A principios del mes de febrero, el Museo Nacional de Bellas Artes de Chile sufrió un robo casi digno de Ocean’s Eleven, pues el cuadro número 5 de la serie Trémula de la muestra Historia Violenta y Luminosa del artista chileno José Pedro Godoy fue sustraído del museo sin que nadie se diera cuenta sino un día después.

La pieza, valuada en unos $700.000, había desaparecido de la sala sur del primer piso de la pinacoteca nacional, y quien se dio cuenta fue un colaborador del artista, al ver los clavos solitarios en la pared. En los videos de seguridad se vio a un hombre de mediana edad, quien parecía estar en estado de ebriedad, acerándose a la pintura y escondiéndola en su camisa.

Días después, un hombre llamado Juan Pablo Quezada, quien se encuentra en situación de calle, le ofreció el cuadro a una mujer que le gustó en un mall de La Reina, y fue así como se pudo recuperar la pieza. En ese entonces, la policía informó que la persona había simplemente cometido el delito por satisfacción personal, y ahora, en una entrevista con el diario Las Últimas Noticias, Quezada cuenta un poco más sobre el hecho.

“La primera vez que fui (al museo), una semana antes del robo, no pensé en pelármelo. No conocía al perico que lo pintó, a quien aprovecho de pedirle disculpas y también medirle que me regale una pintura igual, porque yo quería quedármela. Nunca intenté venderla. Eso sí, no me arrepiento. La segunda vez que fui miré el cuadro y me gustó; como estaba solo en la habitación me lo robé.”

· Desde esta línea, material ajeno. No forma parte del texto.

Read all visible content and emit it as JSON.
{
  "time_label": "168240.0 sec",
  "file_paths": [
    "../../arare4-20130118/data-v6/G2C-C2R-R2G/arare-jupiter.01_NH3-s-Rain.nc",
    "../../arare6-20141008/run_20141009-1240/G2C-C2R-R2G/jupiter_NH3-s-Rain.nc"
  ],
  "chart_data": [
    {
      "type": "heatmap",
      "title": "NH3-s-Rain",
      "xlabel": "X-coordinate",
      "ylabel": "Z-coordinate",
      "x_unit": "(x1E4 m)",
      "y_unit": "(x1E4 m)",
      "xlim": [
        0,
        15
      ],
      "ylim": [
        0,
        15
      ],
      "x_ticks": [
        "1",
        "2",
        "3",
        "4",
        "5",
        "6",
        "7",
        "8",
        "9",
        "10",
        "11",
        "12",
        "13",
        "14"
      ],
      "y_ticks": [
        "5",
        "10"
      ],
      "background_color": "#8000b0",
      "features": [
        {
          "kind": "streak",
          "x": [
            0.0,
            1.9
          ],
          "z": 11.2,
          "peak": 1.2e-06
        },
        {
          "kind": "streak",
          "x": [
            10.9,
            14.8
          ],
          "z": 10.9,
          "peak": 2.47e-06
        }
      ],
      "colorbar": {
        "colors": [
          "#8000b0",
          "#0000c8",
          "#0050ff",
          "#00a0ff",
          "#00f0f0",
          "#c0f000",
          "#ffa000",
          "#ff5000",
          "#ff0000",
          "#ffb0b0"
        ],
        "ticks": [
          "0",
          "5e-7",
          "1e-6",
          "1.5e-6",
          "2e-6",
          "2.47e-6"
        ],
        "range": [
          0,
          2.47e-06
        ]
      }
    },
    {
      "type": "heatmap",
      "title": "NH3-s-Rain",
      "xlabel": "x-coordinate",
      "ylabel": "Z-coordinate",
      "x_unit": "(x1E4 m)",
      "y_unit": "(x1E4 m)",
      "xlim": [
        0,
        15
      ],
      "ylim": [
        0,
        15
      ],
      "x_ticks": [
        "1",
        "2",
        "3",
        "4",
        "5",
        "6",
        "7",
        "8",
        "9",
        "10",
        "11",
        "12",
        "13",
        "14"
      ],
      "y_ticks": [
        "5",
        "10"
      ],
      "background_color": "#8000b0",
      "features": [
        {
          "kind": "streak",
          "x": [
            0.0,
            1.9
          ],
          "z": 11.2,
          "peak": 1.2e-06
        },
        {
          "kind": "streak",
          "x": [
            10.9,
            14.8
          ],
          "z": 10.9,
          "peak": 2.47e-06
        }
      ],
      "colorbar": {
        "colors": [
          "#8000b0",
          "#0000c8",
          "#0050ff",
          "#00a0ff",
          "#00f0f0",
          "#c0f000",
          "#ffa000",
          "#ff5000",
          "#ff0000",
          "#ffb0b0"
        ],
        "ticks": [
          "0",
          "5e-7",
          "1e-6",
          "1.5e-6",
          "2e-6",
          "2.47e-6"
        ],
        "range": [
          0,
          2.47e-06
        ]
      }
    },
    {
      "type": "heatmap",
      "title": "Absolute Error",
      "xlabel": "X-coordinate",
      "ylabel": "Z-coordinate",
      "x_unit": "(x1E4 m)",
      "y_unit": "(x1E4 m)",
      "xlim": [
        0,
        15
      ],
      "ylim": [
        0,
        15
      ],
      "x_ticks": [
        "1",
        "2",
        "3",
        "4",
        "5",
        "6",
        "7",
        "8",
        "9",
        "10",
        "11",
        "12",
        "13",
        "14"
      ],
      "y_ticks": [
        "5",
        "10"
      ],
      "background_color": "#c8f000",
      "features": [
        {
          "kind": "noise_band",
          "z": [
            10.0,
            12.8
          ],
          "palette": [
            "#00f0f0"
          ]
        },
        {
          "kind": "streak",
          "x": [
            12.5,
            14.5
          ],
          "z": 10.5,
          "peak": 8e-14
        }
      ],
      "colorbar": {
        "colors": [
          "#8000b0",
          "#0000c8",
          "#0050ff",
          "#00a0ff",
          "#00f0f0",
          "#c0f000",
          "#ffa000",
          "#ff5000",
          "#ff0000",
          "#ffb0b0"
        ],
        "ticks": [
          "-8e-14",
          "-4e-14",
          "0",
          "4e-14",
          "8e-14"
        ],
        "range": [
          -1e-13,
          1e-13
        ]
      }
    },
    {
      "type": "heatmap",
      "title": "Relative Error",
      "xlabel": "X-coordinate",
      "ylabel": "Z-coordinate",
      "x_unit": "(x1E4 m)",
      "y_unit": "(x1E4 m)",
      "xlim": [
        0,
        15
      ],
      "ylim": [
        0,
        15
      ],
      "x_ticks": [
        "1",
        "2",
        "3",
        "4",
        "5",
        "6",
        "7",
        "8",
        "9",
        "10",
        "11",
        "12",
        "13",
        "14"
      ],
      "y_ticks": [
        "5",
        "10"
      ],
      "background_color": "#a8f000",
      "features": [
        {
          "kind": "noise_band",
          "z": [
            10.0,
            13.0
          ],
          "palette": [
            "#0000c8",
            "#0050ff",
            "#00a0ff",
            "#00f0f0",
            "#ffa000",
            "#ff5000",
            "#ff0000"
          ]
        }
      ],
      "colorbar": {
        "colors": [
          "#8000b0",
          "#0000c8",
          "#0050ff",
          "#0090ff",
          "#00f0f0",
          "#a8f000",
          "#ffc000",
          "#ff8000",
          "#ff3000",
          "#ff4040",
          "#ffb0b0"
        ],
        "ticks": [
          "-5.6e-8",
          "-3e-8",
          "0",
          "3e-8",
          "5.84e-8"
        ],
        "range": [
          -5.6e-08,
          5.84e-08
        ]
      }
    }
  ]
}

Ya que el cuadro medía sólo 15 cm x 15 cm y le cabía en la palma de la mano, se dijo “¿por qué no?” y se fue del lugar con la obra. Aunque después de su detención quedó con una prohibición de acercarse a cualquier recinto de la Dirección de Bibliotecas, Archivos y Museos del país, Juan Pablo siempre ha sentido gusto por la cultura, pues dice que después de salir del colegio leía a Sócrates, a Neruda y a Vicente Hudobro. Cuando le preguntaron cómo logró violar las medidas de seguridad del MBA, su respuesta fue categórica:

Cuáles medidas de seguridad? Si me la paso vacunando a esos tipos. No es primera vez que sustraigo una obra de arte. Qué quieres que te diga, son horribles. No hay guardias, como sí los hay en otros países. Yo entro chicha igual, ni piden identificación. Si a mí me pillaron por mi culpa, porque a mí se me cayó el casete. No porque lo estuviera vendiendo sino porque andaba sacando pecho y lo andaba mostrando, porque es un cuadro bonito.”

Quezada vive desde hace años en la calle, vendiendo revistas y diarios con aporte voluntario, con lo que se costea la adicción al alcohol que lo tiene separado de su familia. Se alimenta gracias a los voluntarios de iglesias y los patios de comida de los malls, y aunque confiesa que vivir en las calles es muy duro, dice que al menos le da tiempo de leer, pensar, ir a los cafés, centros culturales, bibliotecas y museos… a ver qué cuadro se le antoja.